The Cray Scientific Libraries package, LibSci, is available on Franklin. Libsci includes BLAS, LAPACK, ScaLAPACK, BLACS, and SuperLU routines.

SuperLu User's Guide, LAPACK, ScaLAPACK, BLAS, and BLACS man pages

The LibSci module is automatically loaded upon login. The compiler wrappers (ftn, CC, cc) will automatically load and link to the LibSci library.

BLAS and LAPACK functionality included in LibSci contains Cray custom routines combined with the University of Texas' libGoto library. BLAS and LAPACK from LibSci are preferred and default functions than the corresponding BLAS and LAPAC functions provided in ACML. Threaded BLAS in LibSci can be used by setting the GOTO_NUM_THREADS for Franklin and by using the appropriate Torque options for using less than 4 MPI tasks per node for your job.
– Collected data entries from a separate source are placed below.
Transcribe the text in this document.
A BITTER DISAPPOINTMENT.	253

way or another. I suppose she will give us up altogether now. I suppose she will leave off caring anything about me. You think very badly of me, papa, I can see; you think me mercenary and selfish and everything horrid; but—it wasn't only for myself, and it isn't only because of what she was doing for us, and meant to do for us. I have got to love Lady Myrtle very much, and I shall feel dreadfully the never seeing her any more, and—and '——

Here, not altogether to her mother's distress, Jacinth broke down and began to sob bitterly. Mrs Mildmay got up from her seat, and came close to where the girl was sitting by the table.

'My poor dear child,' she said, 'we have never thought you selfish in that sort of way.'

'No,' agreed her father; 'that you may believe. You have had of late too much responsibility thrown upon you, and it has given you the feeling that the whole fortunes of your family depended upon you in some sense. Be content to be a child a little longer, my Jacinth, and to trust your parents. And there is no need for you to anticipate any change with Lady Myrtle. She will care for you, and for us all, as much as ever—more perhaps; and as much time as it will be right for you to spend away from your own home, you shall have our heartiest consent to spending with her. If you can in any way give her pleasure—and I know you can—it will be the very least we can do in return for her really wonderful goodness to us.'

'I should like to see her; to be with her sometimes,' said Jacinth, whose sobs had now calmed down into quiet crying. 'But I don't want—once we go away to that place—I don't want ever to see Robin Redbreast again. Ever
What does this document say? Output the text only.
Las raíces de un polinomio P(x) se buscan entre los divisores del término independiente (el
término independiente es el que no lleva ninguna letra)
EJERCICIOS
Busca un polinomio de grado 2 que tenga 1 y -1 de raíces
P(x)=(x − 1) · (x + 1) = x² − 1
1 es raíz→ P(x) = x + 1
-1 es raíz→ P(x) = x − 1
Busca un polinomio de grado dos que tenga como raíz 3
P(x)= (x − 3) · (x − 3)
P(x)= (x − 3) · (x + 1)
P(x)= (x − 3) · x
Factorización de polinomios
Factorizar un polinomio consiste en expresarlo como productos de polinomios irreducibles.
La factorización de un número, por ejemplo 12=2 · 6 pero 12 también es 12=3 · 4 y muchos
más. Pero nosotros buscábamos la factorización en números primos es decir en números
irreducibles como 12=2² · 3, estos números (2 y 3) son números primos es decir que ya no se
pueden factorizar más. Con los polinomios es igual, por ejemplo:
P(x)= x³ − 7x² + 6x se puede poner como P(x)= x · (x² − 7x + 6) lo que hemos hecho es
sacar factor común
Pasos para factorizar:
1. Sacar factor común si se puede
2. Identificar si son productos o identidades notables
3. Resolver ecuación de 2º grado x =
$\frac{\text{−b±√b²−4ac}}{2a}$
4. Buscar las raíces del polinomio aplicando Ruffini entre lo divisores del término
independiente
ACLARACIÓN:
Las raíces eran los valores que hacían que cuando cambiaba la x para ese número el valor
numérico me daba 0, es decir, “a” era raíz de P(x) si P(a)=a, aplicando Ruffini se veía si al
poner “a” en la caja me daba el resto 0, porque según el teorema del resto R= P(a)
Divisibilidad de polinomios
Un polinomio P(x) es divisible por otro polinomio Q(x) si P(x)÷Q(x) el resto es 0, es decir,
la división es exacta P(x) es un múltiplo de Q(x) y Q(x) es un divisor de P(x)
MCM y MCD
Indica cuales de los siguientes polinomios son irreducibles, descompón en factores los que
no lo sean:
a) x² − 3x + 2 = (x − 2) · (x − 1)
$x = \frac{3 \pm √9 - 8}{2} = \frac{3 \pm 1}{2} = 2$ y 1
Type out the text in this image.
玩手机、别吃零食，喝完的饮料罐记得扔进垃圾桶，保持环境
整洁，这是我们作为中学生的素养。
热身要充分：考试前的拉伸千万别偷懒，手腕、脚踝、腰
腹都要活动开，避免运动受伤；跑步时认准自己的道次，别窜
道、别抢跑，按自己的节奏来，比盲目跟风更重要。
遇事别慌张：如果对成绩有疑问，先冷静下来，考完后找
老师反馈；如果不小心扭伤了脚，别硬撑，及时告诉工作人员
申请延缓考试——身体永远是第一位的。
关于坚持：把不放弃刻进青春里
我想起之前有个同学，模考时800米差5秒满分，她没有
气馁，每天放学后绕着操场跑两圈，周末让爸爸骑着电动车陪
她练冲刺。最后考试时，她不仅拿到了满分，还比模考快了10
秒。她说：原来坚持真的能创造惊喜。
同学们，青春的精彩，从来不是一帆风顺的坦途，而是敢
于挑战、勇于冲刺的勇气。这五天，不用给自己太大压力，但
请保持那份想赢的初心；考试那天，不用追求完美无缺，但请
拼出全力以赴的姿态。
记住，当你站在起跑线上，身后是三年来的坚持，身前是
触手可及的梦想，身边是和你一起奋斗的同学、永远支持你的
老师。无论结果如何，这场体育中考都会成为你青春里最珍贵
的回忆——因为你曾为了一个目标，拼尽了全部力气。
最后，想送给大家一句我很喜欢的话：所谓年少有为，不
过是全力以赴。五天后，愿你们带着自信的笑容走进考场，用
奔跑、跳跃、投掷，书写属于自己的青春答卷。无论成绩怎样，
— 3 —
Scalapack in LibSci is also supported in mixed mode, i.e. MPI parallelism across compute nodes with threaded BLAS level parallelism on cores within a node. The code needs to be linked with libsci_mp library via "-lsci_mp". This is performed via compile and runtime options, and environment variables, as follows: 1) adjust the process grid dimensions in ScaLAPACK to account for the decrease in BLACS nodes; 2) ensure that the number of BLACS processes required is equal to the number of nodes required, NOT equal to the number of cores; 3) link with libsci_mp library via "-lsci_mp". 4) set GOTO_NUM_THREADS in the PBS job script used to launch the job.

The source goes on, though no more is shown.